Dr. Silvia Chiang from Boston Combined Residency Program in Pediatrics (BCRP) is currently collaborating on a research project in Lima, Peru, on childhood TB. The project is led by investigators at Harvard Medical School and Peru’s Socios En Salud (SES, or Partners in Health). Silvia will be in Lima during January to work at that country’s National Institute of Child Health and several ambulatory public health centers. This is not Silvia’s first trip to Peru. For 2 years, she served as a Peace Corps volunteer in Chiquian, Peru, and during that time she helped train health promoters, taught health education in schools, and launched a small knitting cooperative. She is also a coinvestigator in an ongoing project, based in El Alto, Bolivia, that examines the health needs of the children of sex workers.

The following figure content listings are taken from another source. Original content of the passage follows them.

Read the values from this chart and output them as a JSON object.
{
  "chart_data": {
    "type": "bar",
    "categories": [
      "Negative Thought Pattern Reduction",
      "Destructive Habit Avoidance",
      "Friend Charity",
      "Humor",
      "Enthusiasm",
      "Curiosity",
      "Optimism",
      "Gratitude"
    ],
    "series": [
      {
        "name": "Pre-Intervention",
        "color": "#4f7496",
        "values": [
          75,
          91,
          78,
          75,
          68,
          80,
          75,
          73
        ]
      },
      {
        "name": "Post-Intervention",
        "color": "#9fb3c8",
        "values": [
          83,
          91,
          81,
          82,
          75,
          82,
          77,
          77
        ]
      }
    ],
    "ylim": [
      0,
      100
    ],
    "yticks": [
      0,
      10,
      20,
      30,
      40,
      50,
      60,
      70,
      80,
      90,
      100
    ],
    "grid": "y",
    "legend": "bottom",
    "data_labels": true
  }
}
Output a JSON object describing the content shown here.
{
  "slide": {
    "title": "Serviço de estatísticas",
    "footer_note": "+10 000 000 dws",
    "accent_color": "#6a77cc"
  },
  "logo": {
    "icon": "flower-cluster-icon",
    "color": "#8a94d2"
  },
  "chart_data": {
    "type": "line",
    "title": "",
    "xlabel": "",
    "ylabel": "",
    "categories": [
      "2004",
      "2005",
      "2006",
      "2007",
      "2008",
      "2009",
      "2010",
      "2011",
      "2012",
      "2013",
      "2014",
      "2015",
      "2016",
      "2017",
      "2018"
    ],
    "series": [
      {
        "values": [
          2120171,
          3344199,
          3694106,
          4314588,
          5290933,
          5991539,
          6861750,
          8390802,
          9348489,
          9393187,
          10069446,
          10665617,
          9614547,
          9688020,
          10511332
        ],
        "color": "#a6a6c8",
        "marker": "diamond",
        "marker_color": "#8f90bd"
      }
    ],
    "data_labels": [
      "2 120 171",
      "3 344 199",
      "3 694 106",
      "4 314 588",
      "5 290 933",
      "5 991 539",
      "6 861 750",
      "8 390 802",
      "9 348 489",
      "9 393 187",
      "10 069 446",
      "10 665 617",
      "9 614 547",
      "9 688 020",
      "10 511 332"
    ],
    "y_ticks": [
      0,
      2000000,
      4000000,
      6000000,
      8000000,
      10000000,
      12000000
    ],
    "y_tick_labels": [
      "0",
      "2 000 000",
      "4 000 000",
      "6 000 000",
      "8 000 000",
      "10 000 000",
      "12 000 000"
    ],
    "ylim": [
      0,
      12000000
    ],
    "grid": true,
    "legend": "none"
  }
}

Another 2011 recipient of the Resident International Elective Award, Dr. Melissa Fussell, a resident at Children’s Hospital Boston, will again work in Tanzania this January.
In her application Melissa wrote, "Last year, during my first rotation at Muhimbili Hospital, I started on my path towards a goal of contributing clinically to the underserved in Africa. The instruction provided by the local physicians, who have become my friends and colleagues, has enriched my understanding of management in resource poor clinical settings." Melissa is returning to offer assistance to her Tanzanian colleagues by establishing a user-friendly reference tool kit based on their own (the Tanzanian Acute Pediatric Care Guidelines).
Dr. Danielle Ehret of the pediatrics residency program at Yale–New Haven Children’s Hospital has just returned from Rwanda, where she introduced the AAP’s Helping Babies Breathe (HBB) curriculum at the Centre Hospitalier Universitaire de Kigali (CHUK). Before the trip, Dani personally enrolled herself in the HBB master trainers course, paying for the course and materials out of her own pocket. She has been in direct contact with colleagues in Rwanda, and met with Rwanda’s medical school dean and a representative of the Ministry of Health in preparation for the elective. She projected that her experience in Rwanda, with its tremendous exchange of ideas and culture, was an important step taken towards her aspirations to become an academic neonatologist with career interests in education and public and international health.